Drawing on primary sources from both sides of the Atlantic, Britain and the Bomb explores how economic, political, and strategic considerations have shaped British nuclear diplomacy. The book concentrates on Prime Minister Harold Wilson's first two terms of office, 1964-1970, which represent a critical period in international nuclear history. Wilson's commitment to the Non-Proliferation Treaty and his support for continued investment in the British nuclear weapons program, despite serious economic and political challenges, established precedents that still influence policymakers today. The continued independence of Britain's nuclear force, and the enduring absence of a German or European deterrent, certainly owes a debt to Wilson's handling of nuclear diplomacy more than four decades ago. Beyond highlighting the importance of this period, the book explains how and why British nuclear diplomacy evolved during Wilson's leadership. Cabinet discussions, financial crises, and international tensions encouraged a degree of flexibility in the pursuit of strategic independence and the creation of a non-proliferation treaty. Gill shows us that British nuclear diplomacy was a series of compromises, an intricate blend of political, economic, and strategic considerations.
About the author
David James Gill is a lecturer at the University of Nottingham.

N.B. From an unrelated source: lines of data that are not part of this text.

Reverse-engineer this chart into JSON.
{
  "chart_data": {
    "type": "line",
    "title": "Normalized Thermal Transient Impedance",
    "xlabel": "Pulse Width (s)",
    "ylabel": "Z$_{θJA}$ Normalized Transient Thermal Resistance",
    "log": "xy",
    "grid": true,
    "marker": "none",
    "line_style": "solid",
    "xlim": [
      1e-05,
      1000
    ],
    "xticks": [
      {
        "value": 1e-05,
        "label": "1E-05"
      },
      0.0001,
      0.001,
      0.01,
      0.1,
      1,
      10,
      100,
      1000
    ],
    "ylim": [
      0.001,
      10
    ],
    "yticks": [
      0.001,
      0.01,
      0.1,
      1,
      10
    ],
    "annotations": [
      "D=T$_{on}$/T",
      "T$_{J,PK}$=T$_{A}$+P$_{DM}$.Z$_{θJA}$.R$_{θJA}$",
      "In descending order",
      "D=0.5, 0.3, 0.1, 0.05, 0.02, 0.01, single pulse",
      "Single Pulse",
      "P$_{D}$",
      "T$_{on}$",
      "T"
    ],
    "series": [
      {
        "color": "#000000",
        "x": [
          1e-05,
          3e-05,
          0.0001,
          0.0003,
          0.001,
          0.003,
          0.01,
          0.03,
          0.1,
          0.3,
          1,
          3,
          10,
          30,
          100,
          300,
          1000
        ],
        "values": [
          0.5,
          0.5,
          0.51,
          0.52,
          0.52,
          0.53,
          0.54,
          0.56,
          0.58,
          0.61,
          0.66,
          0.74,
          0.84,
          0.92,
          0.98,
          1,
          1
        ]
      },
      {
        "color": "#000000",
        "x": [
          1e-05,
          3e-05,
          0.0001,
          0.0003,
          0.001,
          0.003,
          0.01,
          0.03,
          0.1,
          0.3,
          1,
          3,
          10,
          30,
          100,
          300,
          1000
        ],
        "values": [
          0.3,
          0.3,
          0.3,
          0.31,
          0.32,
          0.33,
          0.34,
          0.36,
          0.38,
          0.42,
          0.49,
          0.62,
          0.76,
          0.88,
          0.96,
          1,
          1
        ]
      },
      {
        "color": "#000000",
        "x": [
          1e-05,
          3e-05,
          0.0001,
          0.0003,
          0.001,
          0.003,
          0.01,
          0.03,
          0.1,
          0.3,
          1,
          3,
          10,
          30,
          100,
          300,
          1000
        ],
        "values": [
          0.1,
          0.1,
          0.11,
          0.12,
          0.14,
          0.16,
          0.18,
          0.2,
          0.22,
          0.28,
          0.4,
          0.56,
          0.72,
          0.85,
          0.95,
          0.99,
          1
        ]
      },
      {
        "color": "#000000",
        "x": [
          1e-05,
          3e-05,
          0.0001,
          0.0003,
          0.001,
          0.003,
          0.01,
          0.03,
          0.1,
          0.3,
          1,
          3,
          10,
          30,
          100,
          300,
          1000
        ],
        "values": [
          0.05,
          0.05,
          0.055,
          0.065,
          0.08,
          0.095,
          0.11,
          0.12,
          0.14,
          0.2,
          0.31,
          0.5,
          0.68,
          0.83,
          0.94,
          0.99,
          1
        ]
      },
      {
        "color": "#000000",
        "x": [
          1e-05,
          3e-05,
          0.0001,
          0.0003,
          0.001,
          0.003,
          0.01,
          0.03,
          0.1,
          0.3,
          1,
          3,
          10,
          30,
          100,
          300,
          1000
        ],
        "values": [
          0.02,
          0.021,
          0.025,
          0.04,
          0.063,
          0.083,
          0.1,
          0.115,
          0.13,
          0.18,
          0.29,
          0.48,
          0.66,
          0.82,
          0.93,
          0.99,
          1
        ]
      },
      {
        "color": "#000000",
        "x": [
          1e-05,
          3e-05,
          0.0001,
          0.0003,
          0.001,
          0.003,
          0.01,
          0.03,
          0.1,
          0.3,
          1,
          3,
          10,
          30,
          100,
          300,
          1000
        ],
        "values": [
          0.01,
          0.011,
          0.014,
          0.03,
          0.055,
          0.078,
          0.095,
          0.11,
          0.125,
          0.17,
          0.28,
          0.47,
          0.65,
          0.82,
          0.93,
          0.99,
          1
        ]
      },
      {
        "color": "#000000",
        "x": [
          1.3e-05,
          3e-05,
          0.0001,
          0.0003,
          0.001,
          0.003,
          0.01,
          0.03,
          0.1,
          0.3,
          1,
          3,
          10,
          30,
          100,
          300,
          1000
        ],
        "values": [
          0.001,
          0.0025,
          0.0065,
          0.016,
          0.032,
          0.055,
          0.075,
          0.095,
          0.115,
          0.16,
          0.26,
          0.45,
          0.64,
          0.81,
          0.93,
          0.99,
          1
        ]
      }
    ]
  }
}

"Based on meticulous archival research in Britain and the United States, the book offers the first comprehensive account of nuclear decision-making under Wilson, in particular with regard to changes in British nuclear diplomacy during these years . . . Gill's study makes an important contribution to the history of British nuclear diplomacy, in particular through its rigorous empirical research."
—Christoph Laucht, War in History
"Gill's analysis of [Harold] Wilson's nuclear policymaking is based on extensive archival research in the U.K. and the U.S., and is backed by copious footnotes. A model of scholarship . . . Recommended."
—S.G. Rabe, CHOICE
"David Gill has written a first-class study of the nuclear diplomacy of the Wilson era which provides significant new insights into the evolution of British policy between 1964 and 1970, particularly in terms of the interrelationship between different strands of policy. The book highlights the complexity and nuanced nature of the nuclear policies pursued and the broader context of economic and political issues, as well as the role of diplomacy and strategy. The book provides a valuable addition to the literature on the subject."
—John Baylis, H-Diplo
"David Gill's book is an original and highly readable account of how Britain pursued its interest in nuclear weapons. Britain and the Bomb is the first to consider the multiple levels involved—economic, military and political—and will quickly become the standard treatment of the subject."

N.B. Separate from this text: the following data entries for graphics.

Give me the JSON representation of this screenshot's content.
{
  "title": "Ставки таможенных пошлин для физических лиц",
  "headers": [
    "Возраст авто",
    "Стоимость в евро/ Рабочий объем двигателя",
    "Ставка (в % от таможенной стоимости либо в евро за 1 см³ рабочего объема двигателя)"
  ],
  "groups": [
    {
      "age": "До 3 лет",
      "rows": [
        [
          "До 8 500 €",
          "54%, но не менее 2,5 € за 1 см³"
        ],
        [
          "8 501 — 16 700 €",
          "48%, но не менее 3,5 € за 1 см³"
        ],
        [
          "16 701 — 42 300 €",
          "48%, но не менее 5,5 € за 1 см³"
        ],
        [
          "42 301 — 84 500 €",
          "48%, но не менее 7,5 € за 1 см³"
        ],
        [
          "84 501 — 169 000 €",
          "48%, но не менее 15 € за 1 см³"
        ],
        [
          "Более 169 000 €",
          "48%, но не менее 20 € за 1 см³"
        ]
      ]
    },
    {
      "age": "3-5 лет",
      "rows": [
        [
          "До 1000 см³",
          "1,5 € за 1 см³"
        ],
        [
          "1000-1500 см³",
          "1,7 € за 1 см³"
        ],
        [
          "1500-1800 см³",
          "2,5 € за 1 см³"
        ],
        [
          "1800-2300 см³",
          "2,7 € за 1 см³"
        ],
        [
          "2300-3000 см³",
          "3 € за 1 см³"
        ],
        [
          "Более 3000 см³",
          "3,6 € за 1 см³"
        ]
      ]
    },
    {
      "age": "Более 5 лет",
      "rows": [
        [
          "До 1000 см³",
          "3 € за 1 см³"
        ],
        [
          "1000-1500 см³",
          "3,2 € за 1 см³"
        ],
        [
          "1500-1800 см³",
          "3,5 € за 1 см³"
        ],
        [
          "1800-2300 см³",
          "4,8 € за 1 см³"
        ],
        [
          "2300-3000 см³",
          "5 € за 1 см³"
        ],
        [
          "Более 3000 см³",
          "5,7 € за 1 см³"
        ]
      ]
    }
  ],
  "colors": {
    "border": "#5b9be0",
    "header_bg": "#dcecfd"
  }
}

—Michael Goodman, King's College London
"Working with American and British sources, Gill's deeply researched, well-written study explores a key period in the history of nuclear dynamics, both globally and within the United Kingdom. The focus of this compelling study is Prime Minister Harold Wilson, the leader of the Labour Party government when critical nuclear decisions for Great Britain were made."
—Francis J. Gavin, The American Historical Review
"Through Gill's thorough grasp of economics and politics, the six years of Wilson's first government are revealed as a monumental balancing act with Wilson committing to an expensive nuclear deterrent in times of economic crisis....Gill's book is a dense but jargon-free review of the economics of a turbulent time in British history that should serve any academic interested in nuclear or Wilsonian politics and economics."